Connor McDavid’s first goal of the tournament, at 11:24 of the opening period, held up as the game winner. Cam Talbot made 16 saves for the shutout victory.
With eight seconds remaining and the Finns’ goalie pulled, Ryan O’Reilly, the Sabres’ ace faceoff man, was sent to take a defensive zone draw. He battled for possession until teammate Brad Marchand scooped up the puck and sent it up ice to Matt Duchene, who scored an empty netter with a second left on the clock. Players jumped onto the ice to celebrate only to have to clean up the ice and drop the puck at center ice before officials could put the game in the books.
“We got to celebrate twice in the end,” said a pumped up McDavid.
O’Reilly, who was also a part of the 2015 gold medal team, logged three shots in 17:24 of ice time. He finished the tournament with eight points (2G, 6A) in 10 games, playing the same two-way role for Canada as he does for Buffalo.
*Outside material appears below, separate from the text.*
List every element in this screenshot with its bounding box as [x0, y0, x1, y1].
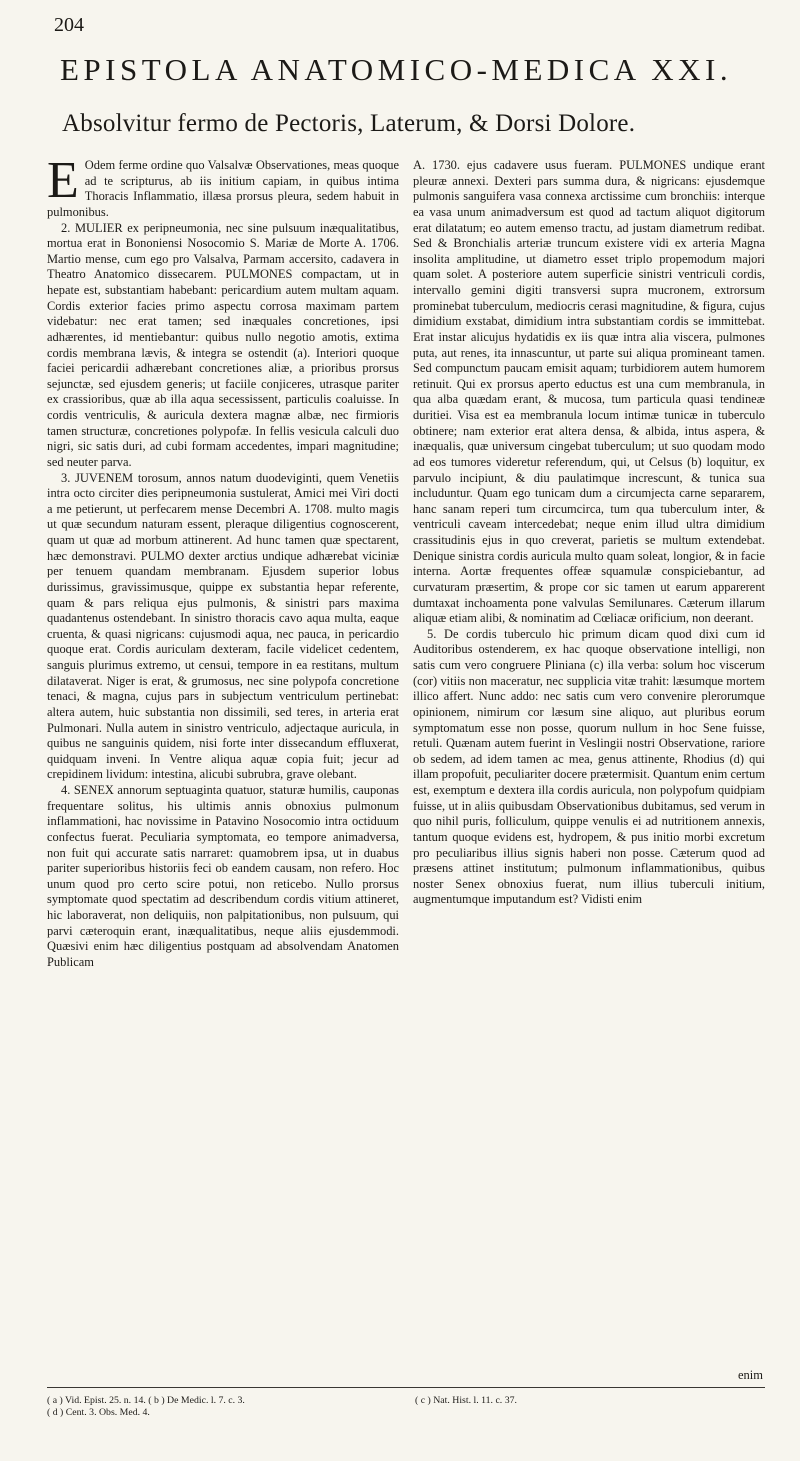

Fellow Sabre Sam Reinhart, a first-timer at the World Championship, played 5:42 of ice time. He notched four assists in the tournament, including one in the semifinal against Team USA on Saturday.
With the win, two Canadians made history. Captain Corey Perry becomes the 27th member of the Triple Gold Club and McDavid becomes the youngest player in history to win the U18 gold, U20 gold, and World Championship gold. Tournament MVP was awarded to Patrik Laine. He’s expected to be among the top three draft selections at the NHL Entry Draft this summer.
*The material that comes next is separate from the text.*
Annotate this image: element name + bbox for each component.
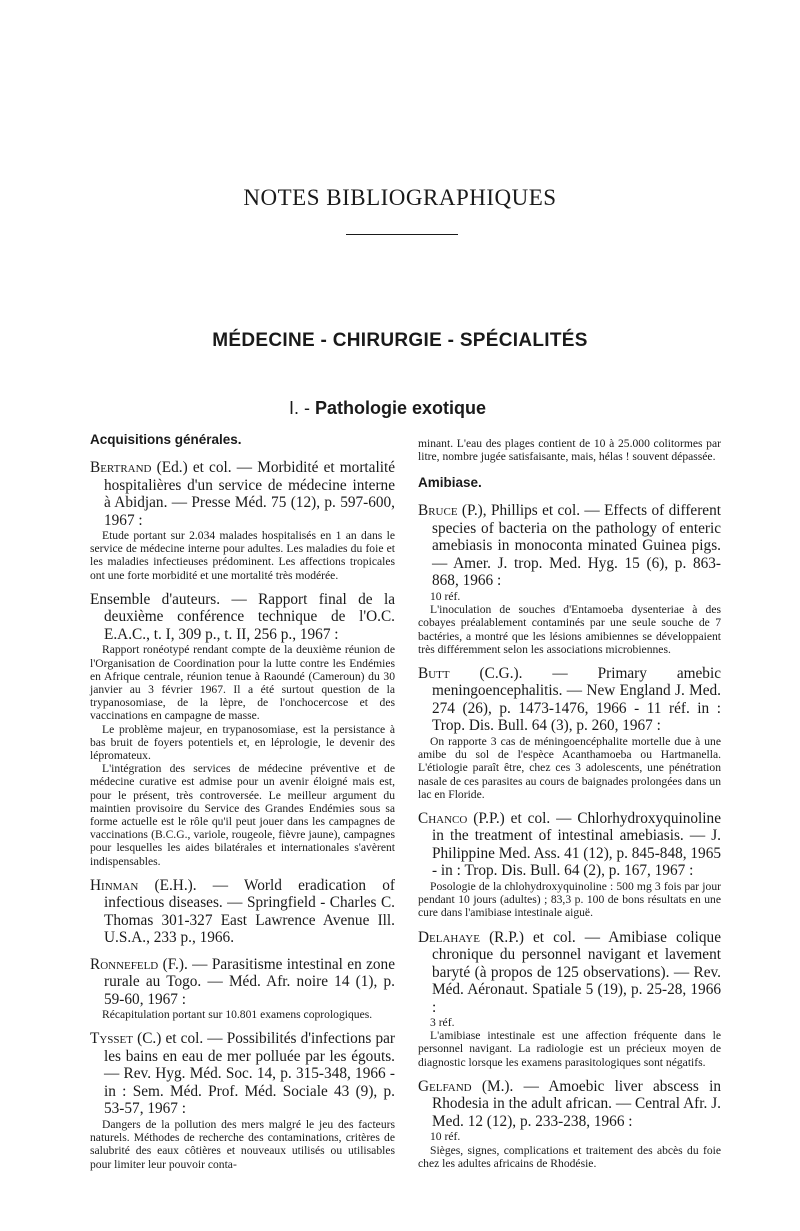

Earlier in the day, Team USA fell to Russia 7-2 in the Bronze Medal Game. Host Russia grabbed a 2-0 first-period lead and never looked back.
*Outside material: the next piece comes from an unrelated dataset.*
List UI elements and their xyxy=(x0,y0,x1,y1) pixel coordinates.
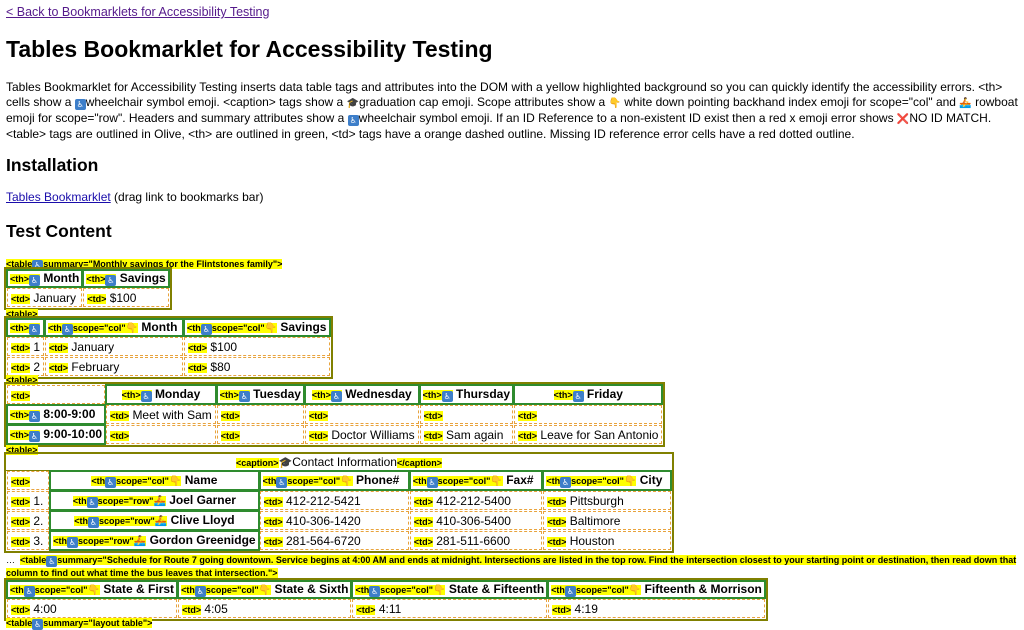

Sabres defenseman Jake McCabe, named Saturday as one of Team USA’s top three players, finished with one shot and a minus-3 rating in 18:30 of ice time against the Russians. Hudson Fasching played 15:20, logging an even rating and one shot on goal.
The Americans missed a chance to become the first nation ever to win back-to-back bronze medals by beating host countries. In last year’s bronze game, the U.S. earned a 3-0 shutout over a Czech team with tournament MVP Jaromir Jagr in Prague. The last time the U.S. medalled at consecutive Worlds was in 1949 (bronze) and 1950 (silver).
Still, overall, the U.S. can take pride in salvaging a fourth-place finish. Coach John Hynes’ team exceeded expectations by making it this far after losses to Canada, Finland, Germany and Slovakia in group play. In the near future, the Americans could well find themselves in the final, thanks to USA Hockey’s excellent development programs.